“Chi sarà il primo ad arrivare a quota 10 uccisioni?”
Con questa premessa si apre il sipario sul fumetto di Giacomo Bevilacqua (in collaborazione con Giulio Antonio Gualtieri) per i testi e Vincenzo Puglia per i disegni. L’opera è intitolata #justkilling e viene pubblicata da Star Comics.
Sin dalle prime pagine veniamo introdotti a un’atmosfera urbana tipica del cyberpunk: megalopoli ultramoderne con scritte pubblicitarie digitali che fanno da cornice alla maggior parte degli edifici. Le vicende si svolgono principalmente di notte, scelta che accentua il tono cupo dell’opera e che rimanda a opere come Akira o Ghost in the shell.
Il primo personaggio con cui il lettore entra in contatto in questa realtà distopica è un enigmatico uomo mascherato, Il Perfezionista. Il suo obiettivo? Molto semplice: arrivare a quota 10 kills sul social #justkilling, accessibile solo dal deep web. Il premio in palio è l’immunità giudiziaria per i 10 omicidi eseguiti per completare la sfida, che si estende a tempo indeterminato per il vincitore, il quale potrà saziare la propria sete di sangue senza essere perseguibile.
I giocatori che arrivano al quinto omicidio si troveranno davanti malus di vario tipo. Nel caso del Perfezionista, dovrà aiutare una ragazzina inesperta a raggiungere cinque uccisioni. Con questa svolta narrativa viene introdotta la protagonista, che si fa chiamare J.
Dalla loro comunicazione capiamo subito che i due personaggi condividono un passato turbolento: J è rozza, volgare e, soprattutto, irascibile, mentre Il Perfezionista non mostra alcun tipo di emozione. Due caratteri agli antipodi, che fanno trapelare traumi irrisolti.
I due inizieranno a legare e a passare molto tempo insieme, trovandosi spesso in situazioni pericolose, dagli assassinii stealth o sotto copertura, alle classiche sparatorie.
Qui assistiamo all’incontro di due generazioni opposte, rappresentate dai due personaggi. Da un lato il “boomer”, sempre calmo e composto, dall’aria altezzosa, seduto su una poltrona di pelle mentre ascolta Bach e sorseggia whisky. Dall’altro, una ragazzina ribelle che ascolta musica rap e attacca briga con chiunque le si trovi davanti. Due generazioni che, in sostanza, si ritrovano invertite: in questo caso è il “boomer” a dover insegnare alla teenager come orientarsi nelle regole del mondo virtuale.
Lo stile artistico si rifà alla cultura pop moderna: si nota un uso molto frequente dell’ombreggiatura, sia per tratteggio che per riempimento. L’uso delle onomatopee è abbastanza originale e si integra bene all’interno delle scene. I colori, molto vivaci e in contrasto con la trama lugubre, rendono la lettura accattivante, soprattutto agli occhi dei più giovani.
L’opera, insieme a tutte le sue figure, racchiude una critica aspra nei confronti della realtà e dei social che oggi viviamo quotidianamente. Nel mondo di #justkilling i follower vengono rappresentati dalle uccisioni: più ne possiedi, più ti avvicini alla vetta. L’autore sottolinea la grande responsabilità che grava sulle spalle delle persone influenti: la loro capacità di poter comunicare con così tanta facilità, a così tanti giovani, rappresenta un’opportunità per la divulgazione, ma anche un grosso pericolo.

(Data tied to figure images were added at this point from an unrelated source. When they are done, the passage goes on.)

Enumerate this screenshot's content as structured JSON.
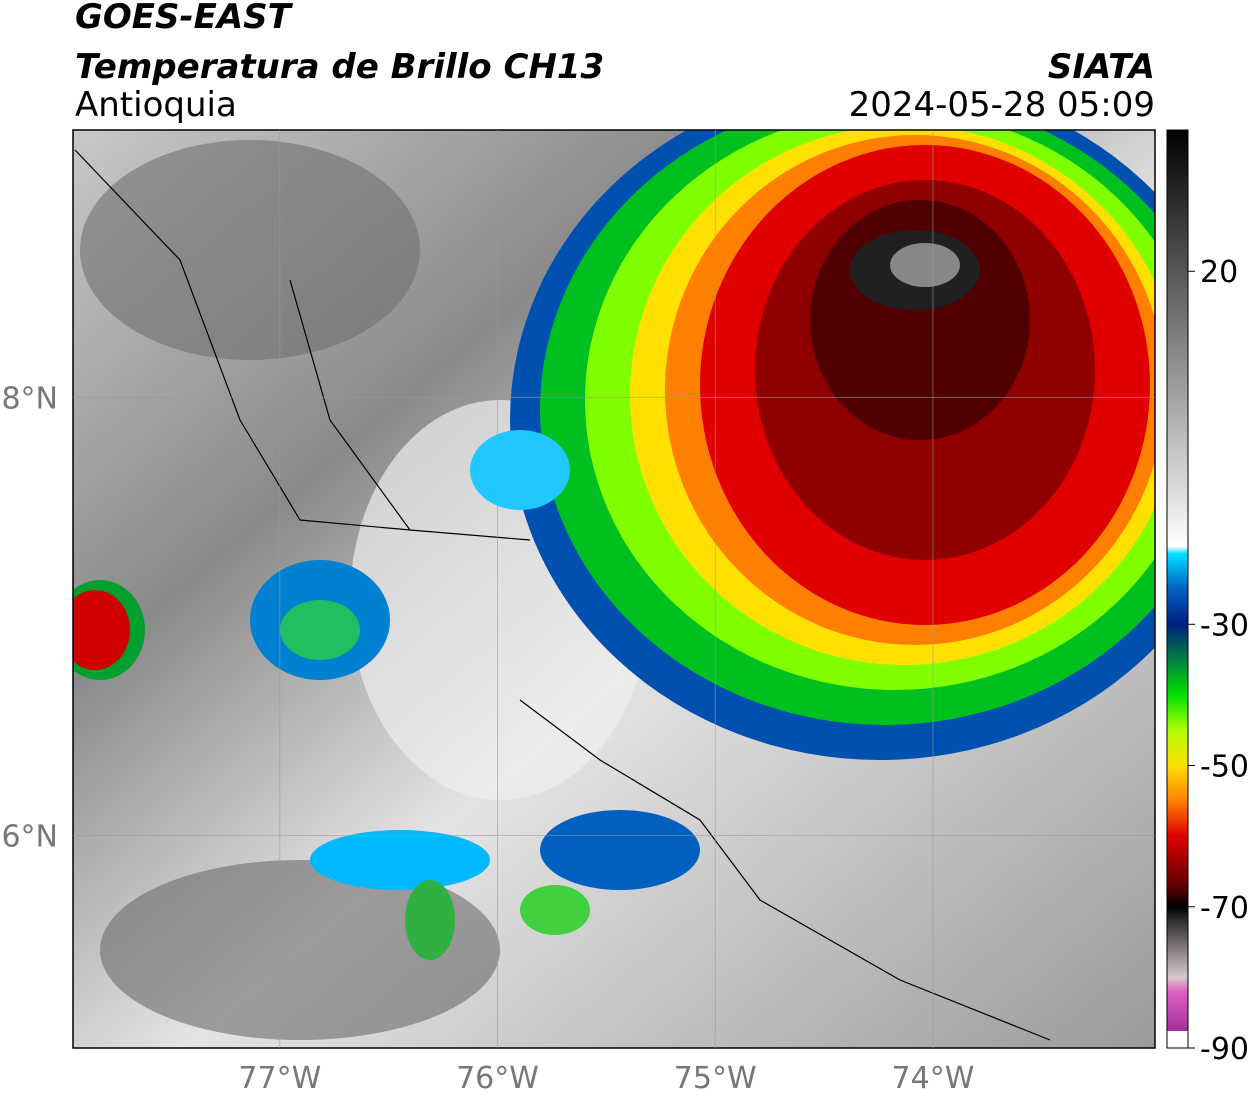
{
  "header": {
    "title": "GOES-EAST",
    "subtitle": "Temperatura de Brillo CH13",
    "region": "Antioquia",
    "source": "SIATA",
    "timestamp": "2024-05-28 05:09"
  },
  "map": {
    "xlim": [
      -77.95,
      -72.98
    ],
    "ylim": [
      5.03,
      9.22
    ],
    "xticks": [
      {
        "value": -77,
        "label": "77°W"
      },
      {
        "value": -76,
        "label": "76°W"
      },
      {
        "value": -75,
        "label": "75°W"
      },
      {
        "value": -74,
        "label": "74°W"
      }
    ],
    "yticks": [
      {
        "value": 8,
        "label": "8°N"
      },
      {
        "value": 6,
        "label": "6°N"
      }
    ],
    "grid": true
  },
  "colorbar": {
    "range": [
      -90,
      40
    ],
    "ticks": [
      20,
      -30,
      -50,
      -70,
      -90
    ],
    "stops": [
      {
        "value": -90,
        "color": "#8b1a8b"
      },
      {
        "value": -82,
        "color": "#e060c0"
      },
      {
        "value": -80,
        "color": "#d8c8d0"
      },
      {
        "value": -72,
        "color": "#303030"
      },
      {
        "value": -70,
        "color": "#000000"
      },
      {
        "value": -67,
        "color": "#600000"
      },
      {
        "value": -60,
        "color": "#e00000"
      },
      {
        "value": -55,
        "color": "#ff8000"
      },
      {
        "value": -50,
        "color": "#ffe000"
      },
      {
        "value": -45,
        "color": "#b0ff00"
      },
      {
        "value": -40,
        "color": "#00e000"
      },
      {
        "value": -35,
        "color": "#008040"
      },
      {
        "value": -30,
        "color": "#002080"
      },
      {
        "value": -25,
        "color": "#0060c0"
      },
      {
        "value": -20,
        "color": "#00e0ff"
      },
      {
        "value": -19,
        "color": "#ffffff"
      },
      {
        "value": 40,
        "color": "#000000"
      }
    ]
  }
}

I personaggi secondari rendono manifeste sia le figure che i pericoli in cui ci si può imbattere online, dal videogiocatore DDoSer alla pseudo-modella che pubblicizza prodotti di make-up.

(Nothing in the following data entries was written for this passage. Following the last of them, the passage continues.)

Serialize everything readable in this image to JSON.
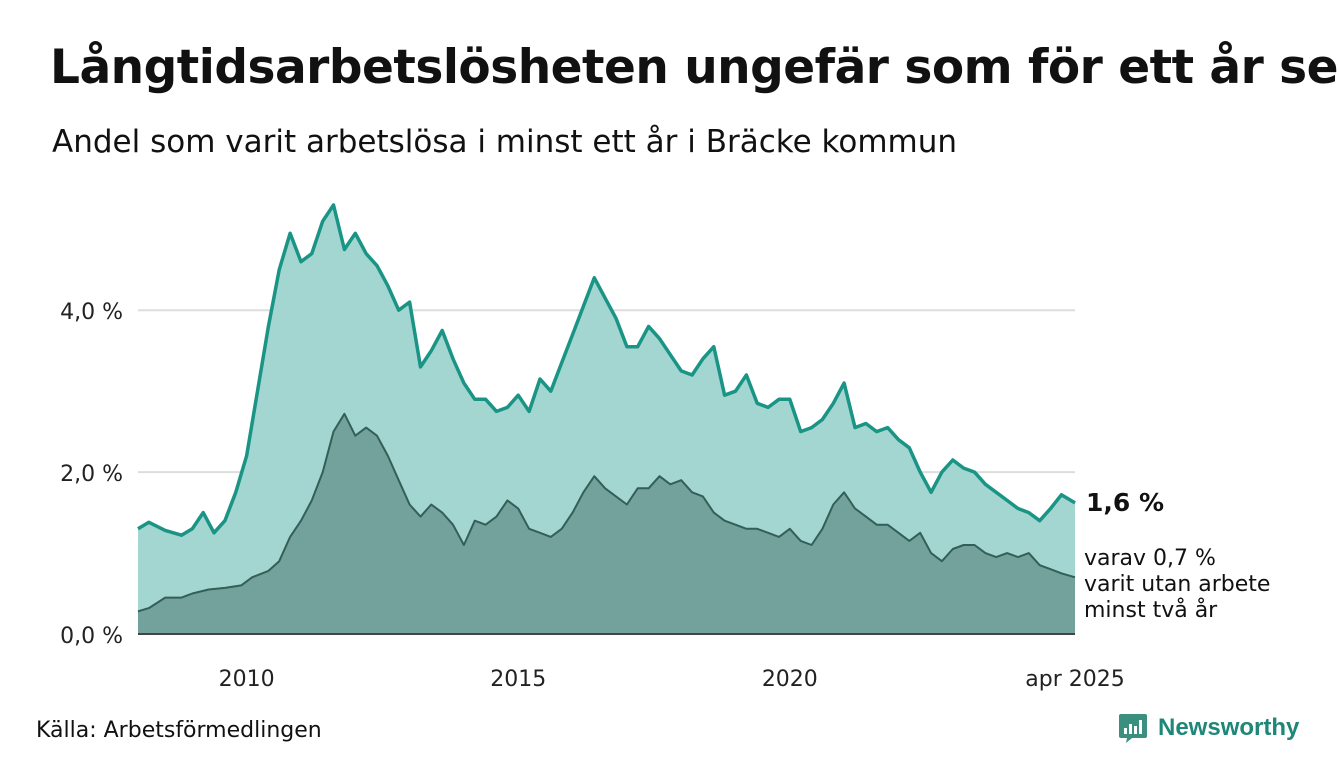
{
  "title": "Långtidsarbetslösheten ungefär som för ett år sen",
  "subtitle": "Andel som varit arbetslösa i minst ett år i Bräcke kommun",
  "source": "Källa: Arbetsförmedlingen",
  "brand": {
    "name": "Newsworthy",
    "icon": "newsworthy-chart-icon"
  },
  "annotations": {
    "main_value": "1,6 %",
    "sub_line1": "varav 0,7 %",
    "sub_line2": "varit utan arbete",
    "sub_line3": "minst två år"
  },
  "colors": {
    "main_line": "#1a9485",
    "main_fill": "#a4d6d1",
    "sub_fill": "#72a29b",
    "sub_line": "#335f58",
    "grid": "#dddddd",
    "baseline": "#444444"
  },
  "chart_data": {
    "type": "area",
    "title": "Långtidsarbetslösheten ungefär som för ett år sen",
    "subtitle": "Andel som varit arbetslösa i minst ett år i Bräcke kommun",
    "xlabel": "",
    "ylabel": "",
    "ylim": [
      0,
      5.3
    ],
    "y_ticks": [
      {
        "value": 0,
        "label": "0,0 %"
      },
      {
        "value": 2,
        "label": "2,0 %"
      },
      {
        "value": 4,
        "label": "4,0 %"
      }
    ],
    "x_ticks": [
      {
        "value": 2010,
        "label": "2010"
      },
      {
        "value": 2015,
        "label": "2015"
      },
      {
        "value": 2020,
        "label": "2020"
      },
      {
        "value": 2025.25,
        "label": "apr 2025"
      }
    ],
    "grid": true,
    "legend": "none",
    "series": [
      {
        "name": "",
        "values": [
          [
            2008.0,
            1.3
          ],
          [
            2008.2,
            1.38
          ],
          [
            2008.5,
            1.28
          ],
          [
            2008.8,
            1.22
          ],
          [
            2009.0,
            1.3
          ],
          [
            2009.2,
            1.5
          ],
          [
            2009.4,
            1.25
          ],
          [
            2009.6,
            1.4
          ],
          [
            2009.8,
            1.75
          ],
          [
            2010.0,
            2.2
          ],
          [
            2010.2,
            3.0
          ],
          [
            2010.4,
            3.8
          ],
          [
            2010.6,
            4.5
          ],
          [
            2010.8,
            4.95
          ],
          [
            2011.0,
            4.6
          ],
          [
            2011.2,
            4.7
          ],
          [
            2011.4,
            5.1
          ],
          [
            2011.6,
            5.3
          ],
          [
            2011.8,
            4.75
          ],
          [
            2012.0,
            4.95
          ],
          [
            2012.2,
            4.7
          ],
          [
            2012.4,
            4.55
          ],
          [
            2012.6,
            4.3
          ],
          [
            2012.8,
            4.0
          ],
          [
            2013.0,
            4.1
          ],
          [
            2013.2,
            3.3
          ],
          [
            2013.4,
            3.5
          ],
          [
            2013.6,
            3.75
          ],
          [
            2013.8,
            3.4
          ],
          [
            2014.0,
            3.1
          ],
          [
            2014.2,
            2.9
          ],
          [
            2014.4,
            2.9
          ],
          [
            2014.6,
            2.75
          ],
          [
            2014.8,
            2.8
          ],
          [
            2015.0,
            2.95
          ],
          [
            2015.2,
            2.75
          ],
          [
            2015.4,
            3.15
          ],
          [
            2015.6,
            3.0
          ],
          [
            2015.8,
            3.35
          ],
          [
            2016.0,
            3.7
          ],
          [
            2016.2,
            4.05
          ],
          [
            2016.4,
            4.4
          ],
          [
            2016.6,
            4.15
          ],
          [
            2016.8,
            3.9
          ],
          [
            2017.0,
            3.55
          ],
          [
            2017.2,
            3.55
          ],
          [
            2017.4,
            3.8
          ],
          [
            2017.6,
            3.65
          ],
          [
            2017.8,
            3.45
          ],
          [
            2018.0,
            3.25
          ],
          [
            2018.2,
            3.2
          ],
          [
            2018.4,
            3.4
          ],
          [
            2018.6,
            3.55
          ],
          [
            2018.8,
            2.95
          ],
          [
            2019.0,
            3.0
          ],
          [
            2019.2,
            3.2
          ],
          [
            2019.4,
            2.85
          ],
          [
            2019.6,
            2.8
          ],
          [
            2019.8,
            2.9
          ],
          [
            2020.0,
            2.9
          ],
          [
            2020.2,
            2.5
          ],
          [
            2020.4,
            2.55
          ],
          [
            2020.6,
            2.65
          ],
          [
            2020.8,
            2.85
          ],
          [
            2021.0,
            3.1
          ],
          [
            2021.2,
            2.55
          ],
          [
            2021.4,
            2.6
          ],
          [
            2021.6,
            2.5
          ],
          [
            2021.8,
            2.55
          ],
          [
            2022.0,
            2.4
          ],
          [
            2022.2,
            2.3
          ],
          [
            2022.4,
            2.0
          ],
          [
            2022.6,
            1.75
          ],
          [
            2022.8,
            2.0
          ],
          [
            2023.0,
            2.15
          ],
          [
            2023.2,
            2.05
          ],
          [
            2023.4,
            2.0
          ],
          [
            2023.6,
            1.85
          ],
          [
            2023.8,
            1.75
          ],
          [
            2024.0,
            1.65
          ],
          [
            2024.2,
            1.55
          ],
          [
            2024.4,
            1.5
          ],
          [
            2024.6,
            1.4
          ],
          [
            2024.8,
            1.55
          ],
          [
            2025.0,
            1.72
          ],
          [
            2025.25,
            1.62
          ]
        ]
      },
      {
        "name": "",
        "values": [
          [
            2008.0,
            0.28
          ],
          [
            2008.2,
            0.32
          ],
          [
            2008.5,
            0.45
          ],
          [
            2008.8,
            0.45
          ],
          [
            2009.0,
            0.5
          ],
          [
            2009.3,
            0.55
          ],
          [
            2009.6,
            0.57
          ],
          [
            2009.9,
            0.6
          ],
          [
            2010.1,
            0.7
          ],
          [
            2010.4,
            0.78
          ],
          [
            2010.6,
            0.9
          ],
          [
            2010.8,
            1.2
          ],
          [
            2011.0,
            1.4
          ],
          [
            2011.2,
            1.65
          ],
          [
            2011.4,
            2.0
          ],
          [
            2011.6,
            2.5
          ],
          [
            2011.8,
            2.72
          ],
          [
            2012.0,
            2.45
          ],
          [
            2012.2,
            2.55
          ],
          [
            2012.4,
            2.45
          ],
          [
            2012.6,
            2.2
          ],
          [
            2012.8,
            1.9
          ],
          [
            2013.0,
            1.6
          ],
          [
            2013.2,
            1.45
          ],
          [
            2013.4,
            1.6
          ],
          [
            2013.6,
            1.5
          ],
          [
            2013.8,
            1.35
          ],
          [
            2014.0,
            1.1
          ],
          [
            2014.2,
            1.4
          ],
          [
            2014.4,
            1.35
          ],
          [
            2014.6,
            1.45
          ],
          [
            2014.8,
            1.65
          ],
          [
            2015.0,
            1.55
          ],
          [
            2015.2,
            1.3
          ],
          [
            2015.4,
            1.25
          ],
          [
            2015.6,
            1.2
          ],
          [
            2015.8,
            1.3
          ],
          [
            2016.0,
            1.5
          ],
          [
            2016.2,
            1.75
          ],
          [
            2016.4,
            1.95
          ],
          [
            2016.6,
            1.8
          ],
          [
            2016.8,
            1.7
          ],
          [
            2017.0,
            1.6
          ],
          [
            2017.2,
            1.8
          ],
          [
            2017.4,
            1.8
          ],
          [
            2017.6,
            1.95
          ],
          [
            2017.8,
            1.85
          ],
          [
            2018.0,
            1.9
          ],
          [
            2018.2,
            1.75
          ],
          [
            2018.4,
            1.7
          ],
          [
            2018.6,
            1.5
          ],
          [
            2018.8,
            1.4
          ],
          [
            2019.0,
            1.35
          ],
          [
            2019.2,
            1.3
          ],
          [
            2019.4,
            1.3
          ],
          [
            2019.6,
            1.25
          ],
          [
            2019.8,
            1.2
          ],
          [
            2020.0,
            1.3
          ],
          [
            2020.2,
            1.15
          ],
          [
            2020.4,
            1.1
          ],
          [
            2020.6,
            1.3
          ],
          [
            2020.8,
            1.6
          ],
          [
            2021.0,
            1.75
          ],
          [
            2021.2,
            1.55
          ],
          [
            2021.4,
            1.45
          ],
          [
            2021.6,
            1.35
          ],
          [
            2021.8,
            1.35
          ],
          [
            2022.0,
            1.25
          ],
          [
            2022.2,
            1.15
          ],
          [
            2022.4,
            1.25
          ],
          [
            2022.6,
            1.0
          ],
          [
            2022.8,
            0.9
          ],
          [
            2023.0,
            1.05
          ],
          [
            2023.2,
            1.1
          ],
          [
            2023.4,
            1.1
          ],
          [
            2023.6,
            1.0
          ],
          [
            2023.8,
            0.95
          ],
          [
            2024.0,
            1.0
          ],
          [
            2024.2,
            0.95
          ],
          [
            2024.4,
            1.0
          ],
          [
            2024.6,
            0.85
          ],
          [
            2024.8,
            0.8
          ],
          [
            2025.0,
            0.75
          ],
          [
            2025.25,
            0.7
          ]
        ]
      }
    ]
  }
}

Figure che esistono quasi esclusivamente all’interno degli schermi e che perdono consistenza fuori dal perimetro digitale, a dimostrazione di come la loro identità dipenda dallo sguardo dei follower. Fuori da quella “realtà” restano persone comuni, come tutti.

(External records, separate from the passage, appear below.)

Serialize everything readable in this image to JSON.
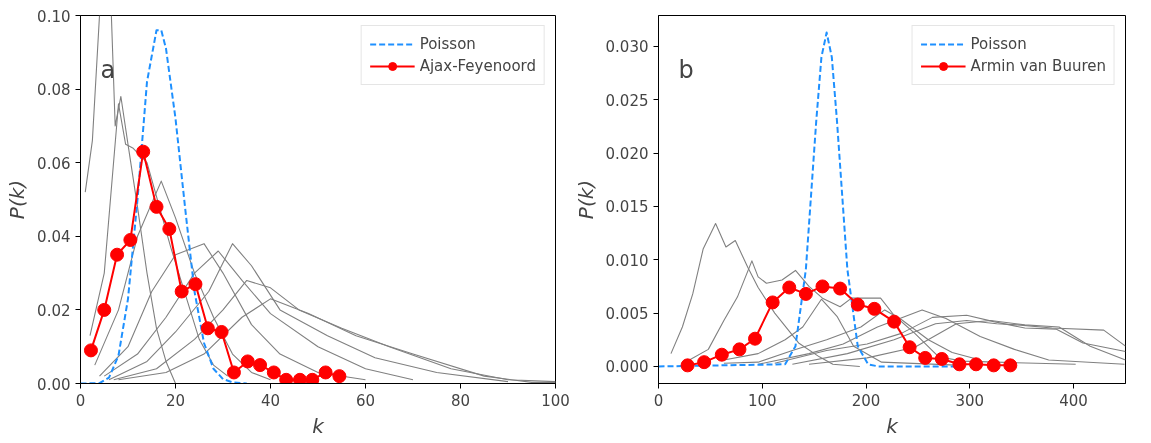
{
  "chart_data": [
    {
      "type": "line",
      "xlabel": "k",
      "ylabel": "P(k)",
      "annotations": [
        "a"
      ],
      "xlim": [
        0,
        100
      ],
      "ylim": [
        0,
        0.1
      ],
      "xticks": [
        0,
        20,
        40,
        60,
        80,
        100
      ],
      "yticks": [
        {
          "value": 0,
          "label": "0.00"
        },
        {
          "value": 0.02,
          "label": "0.02"
        },
        {
          "value": 0.04,
          "label": "0.04"
        },
        {
          "value": 0.06,
          "label": "0.06"
        },
        {
          "value": 0.08,
          "label": "0.08"
        },
        {
          "value": 0.1,
          "label": "0.10"
        }
      ],
      "grid": false,
      "legend": "top right",
      "series": [
        {
          "color": "#808080",
          "x": [
            1,
            2.5,
            4
          ],
          "values": [
            0.052,
            0.066,
            0.1
          ]
        },
        {
          "color": "#808080",
          "x": [
            6.5,
            7.3,
            8.5,
            10,
            12,
            14,
            16,
            18,
            20
          ],
          "values": [
            0.1,
            0.07,
            0.078,
            0.065,
            0.048,
            0.03,
            0.015,
            0.006,
            0.0
          ]
        },
        {
          "color": "#808080",
          "x": [
            2,
            5,
            8,
            9.5,
            11,
            14,
            19,
            25,
            28,
            31
          ],
          "values": [
            0.013,
            0.03,
            0.076,
            0.065,
            0.064,
            0.06,
            0.037,
            0.012,
            0.005,
            0.002
          ]
        },
        {
          "color": "#808080",
          "x": [
            3,
            8,
            12,
            17,
            20,
            24,
            28,
            32,
            36,
            40
          ],
          "values": [
            0.005,
            0.02,
            0.04,
            0.055,
            0.045,
            0.03,
            0.018,
            0.008,
            0.003,
            0.001
          ]
        },
        {
          "color": "#808080",
          "x": [
            4,
            10,
            15,
            20,
            26,
            30,
            36,
            42,
            50,
            60
          ],
          "values": [
            0.002,
            0.01,
            0.025,
            0.035,
            0.038,
            0.03,
            0.016,
            0.008,
            0.003,
            0.001
          ]
        },
        {
          "color": "#808080",
          "x": [
            5,
            12,
            18,
            24,
            29,
            34,
            40,
            50,
            60,
            70
          ],
          "values": [
            0.002,
            0.008,
            0.018,
            0.03,
            0.036,
            0.028,
            0.019,
            0.01,
            0.004,
            0.001
          ]
        },
        {
          "color": "#808080",
          "x": [
            6,
            14,
            20,
            27,
            32,
            36,
            42,
            52,
            62,
            75,
            90
          ],
          "values": [
            0.001,
            0.006,
            0.014,
            0.025,
            0.038,
            0.032,
            0.02,
            0.013,
            0.007,
            0.003,
            0.0005
          ]
        },
        {
          "color": "#808080",
          "x": [
            7,
            16,
            24,
            30,
            35,
            40,
            46,
            55,
            65,
            78,
            90,
            100
          ],
          "values": [
            0.001,
            0.004,
            0.012,
            0.02,
            0.028,
            0.026,
            0.02,
            0.015,
            0.01,
            0.004,
            0.001,
            0.0005
          ]
        },
        {
          "color": "#808080",
          "x": [
            8,
            18,
            26,
            34,
            40,
            48,
            58,
            70,
            85,
            95,
            100
          ],
          "values": [
            0.001,
            0.003,
            0.008,
            0.018,
            0.023,
            0.019,
            0.013,
            0.008,
            0.002,
            0.0003,
            0.0003
          ]
        },
        {
          "name": "Poisson",
          "color": "#1e90ff",
          "line_style": "dashed",
          "marker": "none",
          "x": [
            0,
            4,
            6,
            8,
            10,
            12,
            14,
            16,
            17,
            18,
            20,
            22,
            24,
            26,
            28,
            30,
            32,
            35
          ],
          "values": [
            0,
            0.0001,
            0.0016,
            0.0076,
            0.023,
            0.05,
            0.082,
            0.096,
            0.096,
            0.091,
            0.072,
            0.048,
            0.025,
            0.011,
            0.004,
            0.0012,
            0.0003,
            0
          ]
        },
        {
          "name": "Ajax-Feyenoord",
          "color": "#ff0000",
          "line_style": "solid",
          "marker": "circle",
          "x": [
            2.2,
            5,
            7.7,
            10.5,
            13.2,
            16,
            18.7,
            21.3,
            24.2,
            26.8,
            29.7,
            32.3,
            35.2,
            37.8,
            40.7,
            43.3,
            46.2,
            48.8,
            51.6,
            54.5
          ],
          "values": [
            0.009,
            0.02,
            0.035,
            0.039,
            0.063,
            0.048,
            0.042,
            0.025,
            0.027,
            0.015,
            0.014,
            0.003,
            0.006,
            0.005,
            0.003,
            0.001,
            0.001,
            0.001,
            0.003,
            0.002
          ]
        }
      ]
    },
    {
      "type": "line",
      "xlabel": "k",
      "ylabel": "P(k)",
      "annotations": [
        "b"
      ],
      "xlim": [
        0,
        450
      ],
      "ylim": [
        -0.0016,
        0.0329
      ],
      "xticks": [
        0,
        100,
        200,
        300,
        400
      ],
      "yticks": [
        {
          "value": 0,
          "label": "0.000"
        },
        {
          "value": 0.005,
          "label": "0.005"
        },
        {
          "value": 0.01,
          "label": "0.010"
        },
        {
          "value": 0.015,
          "label": "0.015"
        },
        {
          "value": 0.02,
          "label": "0.020"
        },
        {
          "value": 0.025,
          "label": "0.025"
        },
        {
          "value": 0.03,
          "label": "0.030"
        }
      ],
      "grid": false,
      "legend": "top right",
      "series": [
        {
          "color": "#808080",
          "x": [
            12,
            23,
            33,
            43,
            55,
            65,
            74,
            86,
            96,
            112,
            135,
            155,
            168,
            194
          ],
          "values": [
            0.0012,
            0.0037,
            0.0068,
            0.011,
            0.0134,
            0.0112,
            0.0118,
            0.0093,
            0.0074,
            0.005,
            0.0022,
            0.0009,
            0.0002,
            0.0
          ]
        },
        {
          "color": "#808080",
          "x": [
            28,
            48,
            63,
            76,
            90,
            96,
            104,
            119,
            132,
            145,
            158,
            175,
            186,
            201,
            214,
            227,
            247,
            270,
            293,
            326,
            402
          ],
          "values": [
            0.0005,
            0.0016,
            0.0043,
            0.0065,
            0.0099,
            0.0084,
            0.0078,
            0.0081,
            0.009,
            0.0075,
            0.0064,
            0.0056,
            0.0064,
            0.0064,
            0.0064,
            0.0048,
            0.0031,
            0.0009,
            0.0005,
            0.0004,
            0.0002
          ]
        },
        {
          "color": "#808080",
          "x": [
            63,
            96,
            122,
            139,
            157,
            172,
            188,
            215,
            293
          ],
          "values": [
            0.0006,
            0.0012,
            0.0025,
            0.0037,
            0.0063,
            0.0047,
            0.0019,
            0.0004,
            0.0001
          ]
        },
        {
          "color": "#808080",
          "x": [
            63,
            96,
            129,
            162,
            195,
            218,
            234,
            260,
            283,
            310
          ],
          "values": [
            0.0003,
            0.0004,
            0.0015,
            0.0025,
            0.0037,
            0.0053,
            0.0044,
            0.0025,
            0.0013,
            0.0006
          ]
        },
        {
          "color": "#808080",
          "x": [
            96,
            145,
            178,
            211,
            254,
            277,
            310,
            343,
            376,
            449
          ],
          "values": [
            0.0002,
            0.0012,
            0.0021,
            0.0037,
            0.0053,
            0.0045,
            0.0028,
            0.0016,
            0.0006,
            0.0002
          ]
        },
        {
          "color": "#808080",
          "x": [
            112,
            162,
            201,
            234,
            264,
            297,
            323,
            353,
            383,
            409,
            450
          ],
          "values": [
            0.0003,
            0.0015,
            0.0021,
            0.0031,
            0.0046,
            0.0048,
            0.0042,
            0.0036,
            0.0035,
            0.0022,
            0.0014
          ]
        },
        {
          "color": "#808080",
          "x": [
            129,
            182,
            227,
            267,
            297,
            326,
            346,
            379,
            429,
            450
          ],
          "values": [
            0.0002,
            0.0012,
            0.0025,
            0.004,
            0.0043,
            0.004,
            0.0039,
            0.0036,
            0.0034,
            0.0019
          ]
        },
        {
          "color": "#808080",
          "x": [
            145,
            201,
            247,
            287,
            320,
            353,
            386,
            416,
            450
          ],
          "values": [
            0.0002,
            0.0008,
            0.0018,
            0.004,
            0.0043,
            0.0039,
            0.0037,
            0.0019,
            0.0006
          ]
        },
        {
          "name": "Poisson",
          "color": "#1e90ff",
          "line_style": "dashed",
          "marker": "none",
          "x": [
            0,
            122,
            132,
            142,
            152,
            157,
            162,
            167,
            172,
            182,
            192,
            202,
            212,
            286
          ],
          "values": [
            0,
            0.0002,
            0.0019,
            0.0091,
            0.023,
            0.029,
            0.0313,
            0.029,
            0.023,
            0.0091,
            0.0019,
            0.0002,
            0,
            0
          ]
        },
        {
          "name": "Armin van Buuren",
          "color": "#ff0000",
          "line_style": "solid",
          "marker": "circle",
          "x": [
            28,
            44,
            61,
            78,
            93,
            110,
            126,
            142,
            158,
            175,
            192,
            208,
            227,
            242,
            257,
            273,
            290,
            306,
            323,
            339
          ],
          "values": [
            0.0001,
            0.0004,
            0.0011,
            0.0016,
            0.0026,
            0.006,
            0.0074,
            0.0068,
            0.0075,
            0.0073,
            0.0058,
            0.0054,
            0.0042,
            0.0018,
            0.0008,
            0.0007,
            0.0002,
            0.0002,
            0.0001,
            0.0001
          ]
        }
      ]
    }
  ]
}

Un dialogo che risalta molto tra i due protagonisti lo troviamo mentre si organizzano per eseguire la prima uccisione della ragazza. Al Perfezionista che dice: “Il bersaglio è il CEO di una grande azienda immobiliare”, J risponderà: “ ‘sticazzi, tanto deve morire”. Una battuta che restituisce il senso dell’opera: il ruolo sociale non rende nessuno speciale. Che tu abbia milioni di follower o nessuno, resti comunque umano e vulnerabile.